Although Siri has been part of iOS for a number of years, it was not until the introduction of iOS 10 that some of the power of Siri was made available to app developers through SiriKit. Initially limited to particular categories of app, SiriKit has since extended to allow Siri functionality to be built into apps of any type.
The purpose of SiriKit is to allow key areas of application functionality to be accessed via voice commands through the Siri interface. An app designed to send messages, for example, may be integrated into Siri to allow messages to be composed and sent using voice commands. Similarly, a time management app might use SiriKit to allow entries to be made in the Reminders app.
This chapter will provide an overview of SiriKit and outline the ways in which apps are configured to integrate SiriKit support.
Siri and SiriKit
Most iOS users will no doubt be familiar with Siri, Apple’s virtual digital assistant. Pressing and holding the home button, or saying “Hey Siri” launches Siri and allows a range of tasks to be performed by speaking in a conversational manner. Selecting the playback of a favorite song, asking for turn-by-turn directions to a location or requesting information about the weather are all examples of tasks that Siri can perform in response to voice commands.

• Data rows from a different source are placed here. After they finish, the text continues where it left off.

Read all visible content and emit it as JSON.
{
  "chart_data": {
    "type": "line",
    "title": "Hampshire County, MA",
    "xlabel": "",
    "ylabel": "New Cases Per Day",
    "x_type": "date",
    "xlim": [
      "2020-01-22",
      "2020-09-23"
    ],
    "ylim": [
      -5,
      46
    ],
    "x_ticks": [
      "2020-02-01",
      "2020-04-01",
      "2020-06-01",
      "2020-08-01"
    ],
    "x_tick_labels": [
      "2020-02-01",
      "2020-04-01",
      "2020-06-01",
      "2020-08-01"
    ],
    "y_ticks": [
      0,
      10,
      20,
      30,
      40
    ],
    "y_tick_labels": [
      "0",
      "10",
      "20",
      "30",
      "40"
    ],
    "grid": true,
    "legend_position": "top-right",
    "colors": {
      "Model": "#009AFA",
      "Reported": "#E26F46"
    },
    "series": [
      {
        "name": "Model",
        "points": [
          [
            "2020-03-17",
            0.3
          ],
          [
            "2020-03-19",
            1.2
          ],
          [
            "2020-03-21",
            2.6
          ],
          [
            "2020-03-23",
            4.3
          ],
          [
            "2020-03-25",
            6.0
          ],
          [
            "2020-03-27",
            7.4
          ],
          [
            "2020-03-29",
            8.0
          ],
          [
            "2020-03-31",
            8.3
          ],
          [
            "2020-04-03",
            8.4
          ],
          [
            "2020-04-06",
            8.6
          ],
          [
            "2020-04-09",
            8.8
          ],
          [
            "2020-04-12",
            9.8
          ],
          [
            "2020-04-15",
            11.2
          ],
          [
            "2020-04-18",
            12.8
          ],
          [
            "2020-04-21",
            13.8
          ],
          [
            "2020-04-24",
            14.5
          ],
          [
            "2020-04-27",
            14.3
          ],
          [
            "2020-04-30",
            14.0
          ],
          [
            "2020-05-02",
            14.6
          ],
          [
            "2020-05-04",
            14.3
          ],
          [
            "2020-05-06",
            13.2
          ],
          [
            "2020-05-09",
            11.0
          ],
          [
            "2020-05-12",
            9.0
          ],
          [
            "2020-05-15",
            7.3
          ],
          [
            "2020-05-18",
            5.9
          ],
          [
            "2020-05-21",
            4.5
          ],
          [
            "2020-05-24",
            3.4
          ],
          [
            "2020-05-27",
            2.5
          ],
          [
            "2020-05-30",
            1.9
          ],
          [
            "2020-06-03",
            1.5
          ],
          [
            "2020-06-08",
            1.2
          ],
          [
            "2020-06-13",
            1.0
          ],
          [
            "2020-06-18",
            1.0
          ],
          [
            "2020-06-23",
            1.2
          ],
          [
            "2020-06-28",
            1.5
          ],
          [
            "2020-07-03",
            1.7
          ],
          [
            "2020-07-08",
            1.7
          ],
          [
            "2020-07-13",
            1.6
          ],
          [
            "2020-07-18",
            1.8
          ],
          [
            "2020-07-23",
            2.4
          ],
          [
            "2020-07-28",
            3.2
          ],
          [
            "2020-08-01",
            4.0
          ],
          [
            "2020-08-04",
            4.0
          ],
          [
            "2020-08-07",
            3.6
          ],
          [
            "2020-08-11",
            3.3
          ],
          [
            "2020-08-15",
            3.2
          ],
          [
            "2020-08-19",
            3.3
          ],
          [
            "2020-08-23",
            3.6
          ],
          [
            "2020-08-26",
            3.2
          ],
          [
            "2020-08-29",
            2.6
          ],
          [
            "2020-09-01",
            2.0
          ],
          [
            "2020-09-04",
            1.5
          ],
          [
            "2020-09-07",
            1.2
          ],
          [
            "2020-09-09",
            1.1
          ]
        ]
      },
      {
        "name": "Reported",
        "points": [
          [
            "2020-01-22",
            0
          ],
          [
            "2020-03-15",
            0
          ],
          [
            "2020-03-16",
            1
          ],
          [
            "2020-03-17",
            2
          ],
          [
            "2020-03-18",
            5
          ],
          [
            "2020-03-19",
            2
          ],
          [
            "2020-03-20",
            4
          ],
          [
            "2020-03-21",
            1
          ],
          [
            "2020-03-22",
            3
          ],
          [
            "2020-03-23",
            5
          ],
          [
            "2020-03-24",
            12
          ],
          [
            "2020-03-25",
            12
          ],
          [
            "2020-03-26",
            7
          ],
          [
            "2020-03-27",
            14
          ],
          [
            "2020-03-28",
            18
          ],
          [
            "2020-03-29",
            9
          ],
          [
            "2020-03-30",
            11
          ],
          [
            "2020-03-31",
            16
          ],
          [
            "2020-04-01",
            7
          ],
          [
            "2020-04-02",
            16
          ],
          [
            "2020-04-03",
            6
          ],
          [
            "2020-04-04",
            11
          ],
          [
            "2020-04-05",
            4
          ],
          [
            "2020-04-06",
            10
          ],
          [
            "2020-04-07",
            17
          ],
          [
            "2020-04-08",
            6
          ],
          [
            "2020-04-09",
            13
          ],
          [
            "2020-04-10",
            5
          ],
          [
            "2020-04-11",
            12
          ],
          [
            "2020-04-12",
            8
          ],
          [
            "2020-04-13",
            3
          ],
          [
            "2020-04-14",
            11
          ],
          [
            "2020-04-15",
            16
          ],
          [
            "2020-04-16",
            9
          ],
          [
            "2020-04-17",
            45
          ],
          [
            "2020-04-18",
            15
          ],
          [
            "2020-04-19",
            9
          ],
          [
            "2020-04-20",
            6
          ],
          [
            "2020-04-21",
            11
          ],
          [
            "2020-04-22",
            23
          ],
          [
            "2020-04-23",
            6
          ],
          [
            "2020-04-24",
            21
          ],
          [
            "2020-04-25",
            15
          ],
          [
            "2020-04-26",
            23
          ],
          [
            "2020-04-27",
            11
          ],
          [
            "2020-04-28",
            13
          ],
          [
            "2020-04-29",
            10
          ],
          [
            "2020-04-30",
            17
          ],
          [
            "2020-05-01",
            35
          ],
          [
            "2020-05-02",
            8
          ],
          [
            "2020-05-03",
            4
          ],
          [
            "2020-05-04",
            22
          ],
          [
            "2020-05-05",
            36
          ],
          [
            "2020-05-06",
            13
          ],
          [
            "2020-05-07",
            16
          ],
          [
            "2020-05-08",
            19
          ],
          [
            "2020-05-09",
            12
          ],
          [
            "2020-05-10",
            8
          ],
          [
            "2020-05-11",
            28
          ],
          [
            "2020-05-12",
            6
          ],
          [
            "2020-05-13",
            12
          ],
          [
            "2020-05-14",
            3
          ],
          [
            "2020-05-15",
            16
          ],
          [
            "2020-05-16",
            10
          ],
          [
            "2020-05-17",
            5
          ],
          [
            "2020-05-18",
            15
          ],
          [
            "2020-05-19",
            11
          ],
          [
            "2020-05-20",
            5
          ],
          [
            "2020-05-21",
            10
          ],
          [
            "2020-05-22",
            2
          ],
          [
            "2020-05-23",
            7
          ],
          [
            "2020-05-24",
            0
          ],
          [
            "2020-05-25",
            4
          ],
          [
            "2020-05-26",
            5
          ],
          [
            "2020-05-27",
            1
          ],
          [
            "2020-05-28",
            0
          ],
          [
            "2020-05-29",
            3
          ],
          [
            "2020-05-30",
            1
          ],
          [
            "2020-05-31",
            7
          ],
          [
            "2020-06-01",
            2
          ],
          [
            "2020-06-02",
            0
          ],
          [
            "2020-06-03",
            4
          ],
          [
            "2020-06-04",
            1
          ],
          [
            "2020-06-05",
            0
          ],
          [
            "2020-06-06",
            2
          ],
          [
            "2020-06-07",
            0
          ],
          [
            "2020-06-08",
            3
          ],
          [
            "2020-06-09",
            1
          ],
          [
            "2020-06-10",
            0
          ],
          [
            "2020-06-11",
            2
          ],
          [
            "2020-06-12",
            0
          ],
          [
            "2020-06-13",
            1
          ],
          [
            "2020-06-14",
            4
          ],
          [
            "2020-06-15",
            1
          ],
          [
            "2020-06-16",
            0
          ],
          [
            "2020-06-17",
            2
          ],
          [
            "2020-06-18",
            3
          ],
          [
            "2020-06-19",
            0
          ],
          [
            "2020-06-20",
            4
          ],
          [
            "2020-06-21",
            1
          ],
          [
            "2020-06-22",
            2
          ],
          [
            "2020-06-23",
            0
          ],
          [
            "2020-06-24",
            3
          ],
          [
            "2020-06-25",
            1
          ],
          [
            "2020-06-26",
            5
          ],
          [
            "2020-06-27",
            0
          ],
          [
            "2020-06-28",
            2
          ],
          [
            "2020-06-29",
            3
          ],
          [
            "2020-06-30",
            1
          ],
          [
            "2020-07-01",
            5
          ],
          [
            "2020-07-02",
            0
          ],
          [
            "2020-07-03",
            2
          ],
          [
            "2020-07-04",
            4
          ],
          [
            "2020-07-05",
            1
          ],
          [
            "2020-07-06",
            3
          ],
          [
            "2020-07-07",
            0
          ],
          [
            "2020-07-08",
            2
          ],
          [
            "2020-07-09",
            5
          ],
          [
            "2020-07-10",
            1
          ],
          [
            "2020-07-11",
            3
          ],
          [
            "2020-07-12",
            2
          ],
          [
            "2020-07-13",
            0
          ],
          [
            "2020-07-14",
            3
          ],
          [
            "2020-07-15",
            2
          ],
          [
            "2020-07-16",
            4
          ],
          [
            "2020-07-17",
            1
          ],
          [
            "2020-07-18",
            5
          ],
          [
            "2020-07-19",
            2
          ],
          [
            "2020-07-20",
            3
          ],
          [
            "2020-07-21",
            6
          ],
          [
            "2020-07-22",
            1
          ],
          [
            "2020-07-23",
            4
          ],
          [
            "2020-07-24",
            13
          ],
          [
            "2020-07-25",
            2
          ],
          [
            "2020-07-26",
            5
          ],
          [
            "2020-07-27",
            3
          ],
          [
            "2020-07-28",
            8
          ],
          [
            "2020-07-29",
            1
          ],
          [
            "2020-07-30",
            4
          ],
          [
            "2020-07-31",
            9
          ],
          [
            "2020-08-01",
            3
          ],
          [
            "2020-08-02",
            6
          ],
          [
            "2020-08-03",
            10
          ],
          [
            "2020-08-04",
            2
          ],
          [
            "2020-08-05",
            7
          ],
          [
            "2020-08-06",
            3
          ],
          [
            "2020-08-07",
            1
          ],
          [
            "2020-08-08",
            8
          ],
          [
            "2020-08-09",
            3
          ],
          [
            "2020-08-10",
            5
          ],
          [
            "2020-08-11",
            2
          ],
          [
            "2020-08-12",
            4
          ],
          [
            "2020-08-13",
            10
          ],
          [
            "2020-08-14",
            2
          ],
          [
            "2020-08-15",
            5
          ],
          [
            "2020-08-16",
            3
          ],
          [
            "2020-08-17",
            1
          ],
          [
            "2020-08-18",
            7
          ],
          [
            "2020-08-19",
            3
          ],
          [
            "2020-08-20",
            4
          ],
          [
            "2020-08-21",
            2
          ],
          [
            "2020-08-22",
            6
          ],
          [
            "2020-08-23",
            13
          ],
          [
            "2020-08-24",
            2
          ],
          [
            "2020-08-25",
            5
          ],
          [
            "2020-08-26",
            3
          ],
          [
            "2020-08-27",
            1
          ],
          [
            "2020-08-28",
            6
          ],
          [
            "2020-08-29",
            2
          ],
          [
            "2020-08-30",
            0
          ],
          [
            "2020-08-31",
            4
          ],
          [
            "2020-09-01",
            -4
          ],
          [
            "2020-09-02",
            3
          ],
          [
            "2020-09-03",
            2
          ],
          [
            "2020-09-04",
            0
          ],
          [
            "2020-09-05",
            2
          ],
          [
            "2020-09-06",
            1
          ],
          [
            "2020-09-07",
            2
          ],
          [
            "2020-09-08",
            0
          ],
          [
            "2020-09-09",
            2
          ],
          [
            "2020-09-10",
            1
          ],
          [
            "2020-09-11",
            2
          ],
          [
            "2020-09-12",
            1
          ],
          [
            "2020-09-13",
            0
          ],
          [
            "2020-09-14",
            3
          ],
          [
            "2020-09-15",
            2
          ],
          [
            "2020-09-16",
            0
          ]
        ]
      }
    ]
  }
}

When an app integrates with SiriKit, Siri handles all of the tasks associated with communicating with the user and interpreting the meaning and context of the user’s words. Siri then packages up the user’s request into an intent and passes it to the iOS app. It is then the responsibility of the iOS app to verify that enough information has been provided in the intent to perform the task and to instruct Siri to request any missing information. Once the intent contains all of the necessary data, the app performs the requested task and notifies Siri of the results. These results will be presented either by Siri or within the iOS app itself.
SiriKit Domains
When initially introduced, SiriKit could only be used with apps to perform tasks that fit into narrowly defined categories, also referred to as domains. With the release of iOS 10, Siri could only be used by apps when performing tasks that fit into one or more of the following domains:
- Messaging
- Notes and Lists
- Payments
- Visual Codes
- Photos
- Workouts
- Ride Booking
- CarPlay
- Car Commands
- VoIP Calling
- Restaurant Reservations
- Media
If your app fits into one of these domains then this is still the recommended approach to performing Siri integration. If, on the other hand, your app does not have a matching domain, SiriKit can now be integrated using custom Siri Shortcuts.
Siri Shortcuts
Siri Shortcuts allow frequently performed activities within an app to be stored as a shortcut and triggered via Siri using a pre-defined phrase. If a user regularly checked a specific stock price within a financial app, for example, that task could be saved as a shortcut and performed at any time via Siri voice command without the need to manually launch the app. Although lacking the power and flexibility of SiriKit domain-based integration, Siri Shortcuts provide a way for key features to be made accessible via Siri for apps that would otherwise be unable to provide any Siri integration.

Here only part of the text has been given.